Indeed, it is this active and evolving partnership between national governments, EU institutions, academia, private industry and entrepreneurs that has led to the development of new breakthrough technologies that drove waves of past economic prosperity. These technologies were too risky for the private sector to create or adopt on their own, and proactive government investments in education, infrastructure and technology catalyzed private sector innovation and helped steer private investment into more productive activities.

Exorcising the Specters at the Feast

Needless to say, however, technological change is necessary but not sufficient. In the years to come, Europe will also need to address some of the fundamental socio-economic and fiscal imbalances that lie at the heart of the current crisis, as well as developing new institutional frameworks to govern financial markets, prevent future crises and direct capital to where it's most needed.
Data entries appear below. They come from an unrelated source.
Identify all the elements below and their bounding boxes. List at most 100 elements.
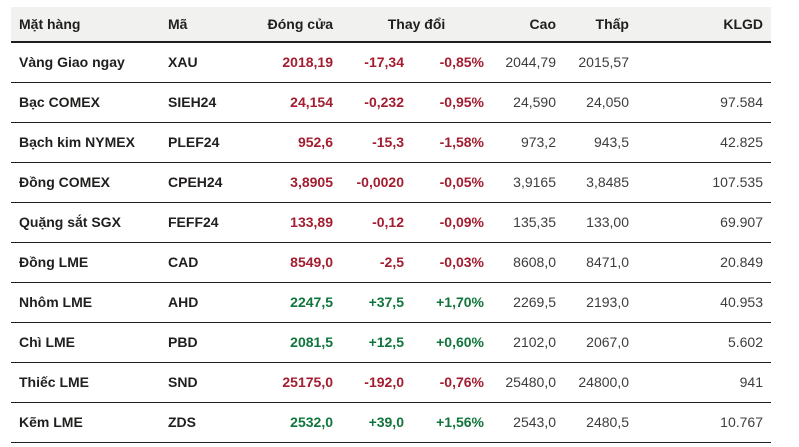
cell-item: Thiếc LME [11,362,160,403]
table-row: Quặng sắt SGX FEFF24 133,89 -0,12 -0,09%… [11,202,771,243]
cell-low: 2480,5 [564,402,637,443]
cell-close: 133,89 [238,202,341,243]
cell-change: -17,34 [341,42,412,83]
commodity-price-table: Mặt hàng Mã Đóng cửa Thay đổi Cao Thấp K… [11,7,771,443]
col-header-volume: KLGD [637,7,771,43]
cell-change-pct: +1,70% [412,282,492,323]
cell-close: 2532,0 [238,402,341,443]
cell-change-pct: -0,95% [412,82,492,123]
cell-close: 24,154 [238,82,341,123]
cell-volume: 941 [637,362,771,403]
cell-change: -15,3 [341,122,412,163]
table-body: Vàng Giao ngay XAU 2018,19 -17,34 -0,85%… [11,42,771,443]
cell-code: FEFF24 [160,202,238,243]
cell-low: 2067,0 [564,322,637,363]
table-row: Thiếc LME SND 25175,0 -192,0 -0,76% 2548… [11,362,771,403]
table-row: Vàng Giao ngay XAU 2018,19 -17,34 -0,85%… [11,42,771,83]
cell-change: -0,0020 [341,162,412,203]
cell-item: Chì LME [11,322,160,363]
cell-high: 3,9165 [492,162,564,203]
cell-change: +37,5 [341,282,412,323]
cell-high: 25480,0 [492,362,564,403]
cell-change: -2,5 [341,242,412,283]
cell-volume: 107.535 [637,162,771,203]
table-row: Nhôm LME AHD 2247,5 +37,5 +1,70% 2269,5 … [11,282,771,323]
col-header-close: Đóng cửa [238,7,341,43]
cell-change-pct: -0,76% [412,362,492,403]
cell-high: 24,590 [492,82,564,123]
cell-code: SIEH24 [160,82,238,123]
table-row: Bạch kim NYMEX PLEF24 952,6 -15,3 -1,58%… [11,122,771,163]
table-row: Bạc COMEX SIEH24 24,154 -0,232 -0,95% 24… [11,82,771,123]
cell-code: AHD [160,282,238,323]
cell-high: 2269,5 [492,282,564,323]
cell-high: 2102,0 [492,322,564,363]
cell-low: 8471,0 [564,242,637,283]
cell-change: +39,0 [341,402,412,443]
cell-high: 973,2 [492,122,564,163]
cell-volume: 5.602 [637,322,771,363]
table-header-row: Mặt hàng Mã Đóng cửa Thay đổi Cao Thấp K… [11,7,771,43]
cell-low: 2193,0 [564,282,637,323]
cell-close: 2081,5 [238,322,341,363]
cell-change: -0,232 [341,82,412,123]
table-row: Chì LME PBD 2081,5 +12,5 +0,60% 2102,0 2… [11,322,771,363]
cell-item: Bạch kim NYMEX [11,122,160,163]
cell-change-pct: +0,60% [412,322,492,363]
cell-high: 135,35 [492,202,564,243]
cell-volume: 10.767 [637,402,771,443]
cell-change: +12,5 [341,322,412,363]
cell-change-pct: -0,03% [412,242,492,283]
cell-close: 2018,19 [238,42,341,83]
cell-code: CAD [160,242,238,283]
cell-item: Đồng LME [11,242,160,283]
cell-low: 24800,0 [564,362,637,403]
cell-volume: 42.825 [637,122,771,163]
cell-low: 24,050 [564,82,637,123]
cell-code: CPEH24 [160,162,238,203]
cell-low: 3,8485 [564,162,637,203]
cell-close: 952,6 [238,122,341,163]
cell-close: 8549,0 [238,242,341,283]
cell-code: SND [160,362,238,403]
cell-item: Nhôm LME [11,282,160,323]
cell-item: Đồng COMEX [11,162,160,203]
cell-item: Vàng Giao ngay [11,42,160,83]
table-row: Đồng COMEX CPEH24 3,8905 -0,0020 -0,05% … [11,162,771,203]
col-header-low: Thấp [564,7,637,43]
cell-item: Quặng sắt SGX [11,202,160,243]
table-row: Đồng LME CAD 8549,0 -2,5 -0,03% 8608,0 8… [11,242,771,283]
col-header-change: Thay đổi [341,7,492,43]
cell-close: 3,8905 [238,162,341,203]
cell-close: 25175,0 [238,362,341,403]
cell-volume: 69.907 [637,202,771,243]
cell-item: Kẽm LME [11,402,160,443]
cell-item: Bạc COMEX [11,82,160,123]
cell-high: 2044,79 [492,42,564,83]
cell-change-pct: -0,85% [412,42,492,83]
cell-code: XAU [160,42,238,83]
cell-close: 2247,5 [238,282,341,323]
cell-change-pct: -0,05% [412,162,492,203]
cell-high: 8608,0 [492,242,564,283]
cell-change-pct: -1,58% [412,122,492,163]
cell-volume [637,42,771,83]
cell-low: 133,00 [564,202,637,243]
cell-volume: 97.584 [637,82,771,123]
cell-code: ZDS [160,402,238,443]
cell-low: 2015,57 [564,42,637,83]
cell-change: -192,0 [341,362,412,403]
col-header-code: Mã [160,7,238,43]
cell-low: 943,5 [564,122,637,163]
cell-change-pct: +1,56% [412,402,492,443]
table-row: Kẽm LME ZDS 2532,0 +39,0 +1,56% 2543,0 2… [11,402,771,443]
col-header-item: Mặt hàng [11,7,160,43]
cell-volume: 40.953 [637,282,771,323]
cell-volume: 20.849 [637,242,771,283]
cell-high: 2543,0 [492,402,564,443]
cell-change: -0,12 [341,202,412,243]
cell-change-pct: -0,09% [412,202,492,243]
col-header-high: Cao [492,7,564,43]
cell-code: PBD [160,322,238,363]
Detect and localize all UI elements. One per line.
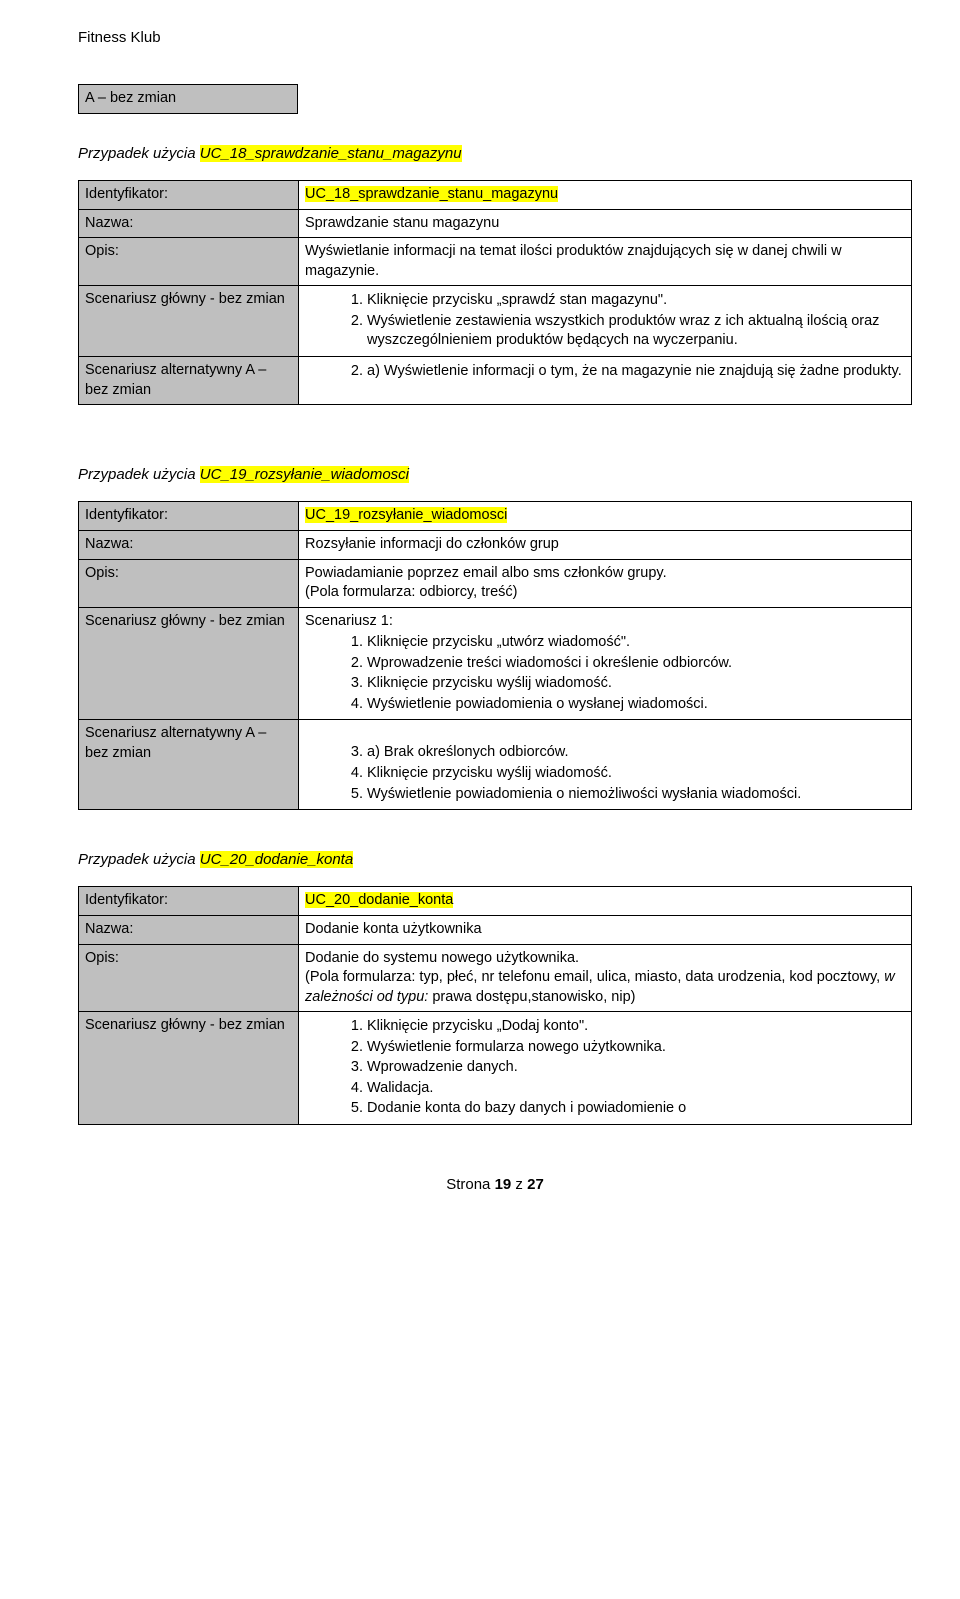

Thus, as Anthony Giddens correctly observed, under these unprecedented conditions of crisis, "active industrial policy and planning" -- long considered a dirty words among Europe's ruling elite -- are due for rehabilitation. This issue will be addressed in more detail as we progress in our analysis over the next couple of weeks.

For now, it's becoming increasingly clear that Europe should abandon both the neoliberal politics of austerity and the neo-Keynesian politics of profligacy, embracing instead an ambitious new economic paradigm geared towards creativity, innovation and transformation.

Only by defeating the two zombie ideologies of the 20th century can Europe begin to exorcise the two great specters of the 21st.